Artificial Intelligence: A practical example that can be applied to Construction and Manufacture in the Future

Today we follow all safety precautions when working with robots. In the future, some of those precautions may be mitigated.

Last week I covered the work of Principal Research Engineer, Dr. Hui Li, and how she is using artificial intelligence to improve synthetic data to train robots.

This blog post covers some of the work done by Senior Director of Machine Intelligence, Mike Haley, and Artificial Intelligence Lab Architect, Yotto Koga, is directly related. It is based on a talk that Mike gave at an internal Tech Summit where our developers gathered to coordinate their efforts and share best practices. Many people believe that robots will take their jobs, but at Autodesk, we want robots to augment our jobs. In the same way that our ability to know stuff has been augmented by a smartphone connected to the internet so we can look up information, we want robots to be able to do things for us; however, for robots to be able to work alongside humans, robots have to get smarter. Artificial intelligence can be applied in a variety of ways to make that happen.

  • We've all seen industrial robots that are used in assembly lines such as those in automotive plants.


    Though these robots are great at repetitive tasks, they are dumb when it comes to their environment. Everything has to be exactly in place. Setup of the assembly line is labor intensive. For example, in the picture above, if the car bodies coming down the assembly line are a quarter of an inch off, the robot that attaches the door hinges to the frame will attach those hinges one-quarter of an inch from where they need to be. In addition, if the design of the car frame changes even a little, the assembly line has to be reconfigured to accommodate the changes to the design. Getting robots to do the jobs of humans is not all tea and crumpets.

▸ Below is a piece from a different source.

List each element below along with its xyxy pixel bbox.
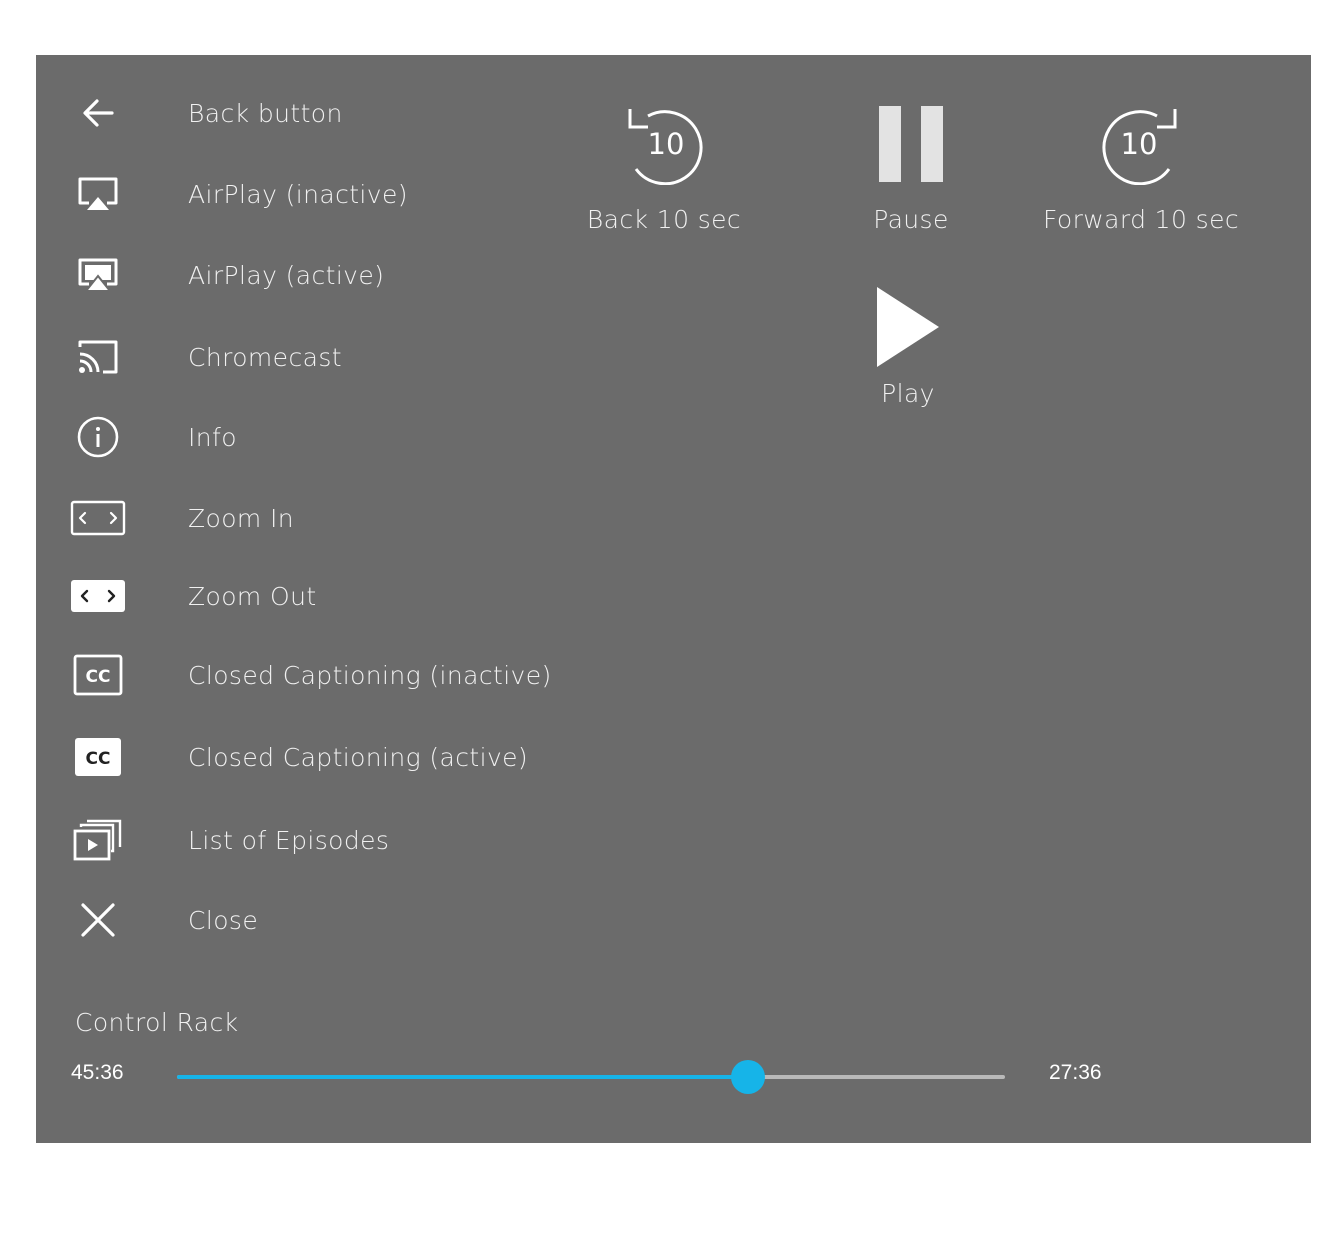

  • Now image if you wanted to have a robot that could take something that looks like this:


    and turn it into something that looks like this:


  • The first thing to do is attach a gripper to the robot arm.

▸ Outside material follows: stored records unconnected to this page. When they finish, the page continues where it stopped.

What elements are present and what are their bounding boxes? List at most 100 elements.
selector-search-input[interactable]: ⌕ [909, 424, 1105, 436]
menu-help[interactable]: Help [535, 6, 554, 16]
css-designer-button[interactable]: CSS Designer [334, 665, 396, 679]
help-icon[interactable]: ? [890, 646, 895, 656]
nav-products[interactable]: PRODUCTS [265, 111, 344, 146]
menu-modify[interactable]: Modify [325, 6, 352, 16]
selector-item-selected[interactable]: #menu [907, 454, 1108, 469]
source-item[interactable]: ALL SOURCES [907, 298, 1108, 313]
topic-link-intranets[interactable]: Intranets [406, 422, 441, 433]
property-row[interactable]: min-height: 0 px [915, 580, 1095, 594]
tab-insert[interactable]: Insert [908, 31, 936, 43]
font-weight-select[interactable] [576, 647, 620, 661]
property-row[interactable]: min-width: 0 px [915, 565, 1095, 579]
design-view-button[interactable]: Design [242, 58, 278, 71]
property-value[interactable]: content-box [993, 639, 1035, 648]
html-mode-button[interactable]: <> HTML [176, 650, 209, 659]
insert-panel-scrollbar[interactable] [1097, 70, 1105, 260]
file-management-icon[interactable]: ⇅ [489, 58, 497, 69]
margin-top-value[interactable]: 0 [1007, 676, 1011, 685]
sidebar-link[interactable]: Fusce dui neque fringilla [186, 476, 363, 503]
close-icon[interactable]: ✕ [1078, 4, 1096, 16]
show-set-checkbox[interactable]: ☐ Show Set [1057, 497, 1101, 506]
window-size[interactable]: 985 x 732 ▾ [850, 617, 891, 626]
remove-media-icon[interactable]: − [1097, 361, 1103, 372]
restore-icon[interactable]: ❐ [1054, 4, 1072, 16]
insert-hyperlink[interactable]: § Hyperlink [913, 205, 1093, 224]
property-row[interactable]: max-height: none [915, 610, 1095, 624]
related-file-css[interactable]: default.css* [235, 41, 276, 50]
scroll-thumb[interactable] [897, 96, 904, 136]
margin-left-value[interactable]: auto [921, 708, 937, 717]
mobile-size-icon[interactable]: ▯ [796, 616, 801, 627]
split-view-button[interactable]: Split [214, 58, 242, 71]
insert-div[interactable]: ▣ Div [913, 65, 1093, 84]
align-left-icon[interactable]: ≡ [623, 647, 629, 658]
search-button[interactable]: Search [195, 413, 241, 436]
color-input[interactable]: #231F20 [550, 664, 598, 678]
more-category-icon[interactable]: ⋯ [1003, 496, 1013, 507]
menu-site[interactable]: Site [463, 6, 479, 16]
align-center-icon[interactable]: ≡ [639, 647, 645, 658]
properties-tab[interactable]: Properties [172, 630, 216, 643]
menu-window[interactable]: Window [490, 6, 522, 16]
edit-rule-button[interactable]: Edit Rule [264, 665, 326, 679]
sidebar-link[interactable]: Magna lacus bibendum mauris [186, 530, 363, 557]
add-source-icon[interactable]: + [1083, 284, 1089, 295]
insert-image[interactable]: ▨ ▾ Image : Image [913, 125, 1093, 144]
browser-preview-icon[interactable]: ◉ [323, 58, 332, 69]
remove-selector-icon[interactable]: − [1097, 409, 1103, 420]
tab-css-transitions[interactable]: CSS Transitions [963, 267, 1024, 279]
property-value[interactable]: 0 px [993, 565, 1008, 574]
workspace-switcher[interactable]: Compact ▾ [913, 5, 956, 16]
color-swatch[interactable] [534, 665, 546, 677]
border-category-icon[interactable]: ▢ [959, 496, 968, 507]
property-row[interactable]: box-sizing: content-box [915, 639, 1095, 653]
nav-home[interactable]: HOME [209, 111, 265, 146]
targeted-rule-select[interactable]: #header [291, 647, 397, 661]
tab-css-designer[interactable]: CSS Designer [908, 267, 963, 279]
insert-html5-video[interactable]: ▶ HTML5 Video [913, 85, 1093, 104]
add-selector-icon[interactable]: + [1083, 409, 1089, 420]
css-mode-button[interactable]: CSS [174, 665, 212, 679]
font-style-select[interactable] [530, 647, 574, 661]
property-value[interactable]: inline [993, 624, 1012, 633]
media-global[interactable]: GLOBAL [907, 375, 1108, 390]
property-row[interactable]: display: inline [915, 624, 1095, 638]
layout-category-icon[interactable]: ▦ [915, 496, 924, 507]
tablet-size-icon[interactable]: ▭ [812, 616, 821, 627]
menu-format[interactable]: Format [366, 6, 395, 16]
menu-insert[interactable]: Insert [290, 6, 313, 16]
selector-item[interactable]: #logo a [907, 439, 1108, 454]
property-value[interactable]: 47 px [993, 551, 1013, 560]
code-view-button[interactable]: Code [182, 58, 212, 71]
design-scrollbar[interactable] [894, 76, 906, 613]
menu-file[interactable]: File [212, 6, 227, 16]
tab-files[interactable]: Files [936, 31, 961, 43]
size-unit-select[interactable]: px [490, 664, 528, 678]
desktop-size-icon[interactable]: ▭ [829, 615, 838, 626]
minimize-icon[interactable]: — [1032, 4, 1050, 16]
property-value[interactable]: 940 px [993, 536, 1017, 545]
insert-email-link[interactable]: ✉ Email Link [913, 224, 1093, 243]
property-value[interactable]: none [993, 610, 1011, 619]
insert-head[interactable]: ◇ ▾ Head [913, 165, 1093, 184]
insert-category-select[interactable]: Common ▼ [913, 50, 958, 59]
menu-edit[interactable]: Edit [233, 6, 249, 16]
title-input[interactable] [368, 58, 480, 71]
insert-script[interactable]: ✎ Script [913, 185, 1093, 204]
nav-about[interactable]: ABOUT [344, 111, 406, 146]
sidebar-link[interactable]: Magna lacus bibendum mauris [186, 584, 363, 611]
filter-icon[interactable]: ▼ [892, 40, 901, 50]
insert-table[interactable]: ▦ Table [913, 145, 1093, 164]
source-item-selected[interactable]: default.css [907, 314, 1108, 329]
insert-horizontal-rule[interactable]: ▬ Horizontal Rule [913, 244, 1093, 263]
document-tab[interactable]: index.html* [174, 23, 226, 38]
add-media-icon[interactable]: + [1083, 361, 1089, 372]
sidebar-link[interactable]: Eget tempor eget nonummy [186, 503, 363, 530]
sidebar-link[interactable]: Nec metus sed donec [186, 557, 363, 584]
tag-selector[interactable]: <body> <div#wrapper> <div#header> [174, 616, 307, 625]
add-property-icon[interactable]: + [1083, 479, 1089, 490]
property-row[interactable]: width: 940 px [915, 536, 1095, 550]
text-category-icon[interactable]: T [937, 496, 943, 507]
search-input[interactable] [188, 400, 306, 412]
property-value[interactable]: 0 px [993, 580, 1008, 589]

    The gripper allows the robot to pick up the LEGO bricks.

  • The second thing to do is to attach a camera so that the robot has vision.


    Vision allows the robot to see the LEGO bricks.

  • Here's where machine learning comes into play. You can run thousands of trials where the robot can learn to recognize and pick up a LEGO brick.

    This is challenging because LEGO bricks come in different shapes and sizes. In addition, each brick can be in a variety of orientations, e.g., right side up, on its side, upside down. Also, the brick could be oriented at any angle. In the video above, the integration of a camera allows the robot to recognize the LEGO bricks regardless of orientation.

  • Once the robot learns how to recognize the bricks, it can then be taught to use that information to place the brick in the right location. This allows a picture like this:


    to result in actions like this:

    This process allows the robot to assemble bespoke objects without being specifically preprogrammed for that object.

    • So unlike an automobile assembly line that has to have everything in its place, an artificially intelligent robot can account for the LEGO bricks being in any random position.
    • Unlike an automobile assembly line that needs to be specifically reconfigured each time a design change is made to a car, an artificially intelligent robot can assemble anything that can be made with LEGO bricks without specifically programming it to make that thing.
  • But wait, there's more. Robots learn from repetitive trials. What if we replaced the camera that the robot uses to learn how to locate, identify, and pick up bricks with a simulation of LEGO bricks? In other words, instead of feeding the learning process with footage of actual LEGO bricks using a camera, we feed it with a simulation of a gripper picking up LEGO bricks. This is what the robot would see:


  • The beauty of this approach is that multiple simulations can be run in parallel.

    After all of the simulations have been run, the results can be combined. This allows a robot to learn in a fraction of the time. Instead of one robot performing 10,000 physical trials, 10,000 virtual robots can perform 10,000 simulated trials. The beauty of this approach is that it allows one robot to learn more quickly, but even more astonishing is that when one robot learns from the simulations, all robots learn from those simulations because the learned behavior can be copied from one robot to the next.

It's great to see machine learning in action. You can teach an old robot new tricks. As Autodesk has the Design Graph, one can imagine how LEGO bricks could be replaced by CAD parts resulting in robotic assembly of things. This notion can then be applied to construction for things like brick laying. Artificial intelligence will be coming to a project near you.

  • One day it will be possible to have a robot take anything like this:


    and make this:


Thanks, Hui, Mike, and Yotto for your work in this area.

Robotic assembly is alive in the lab.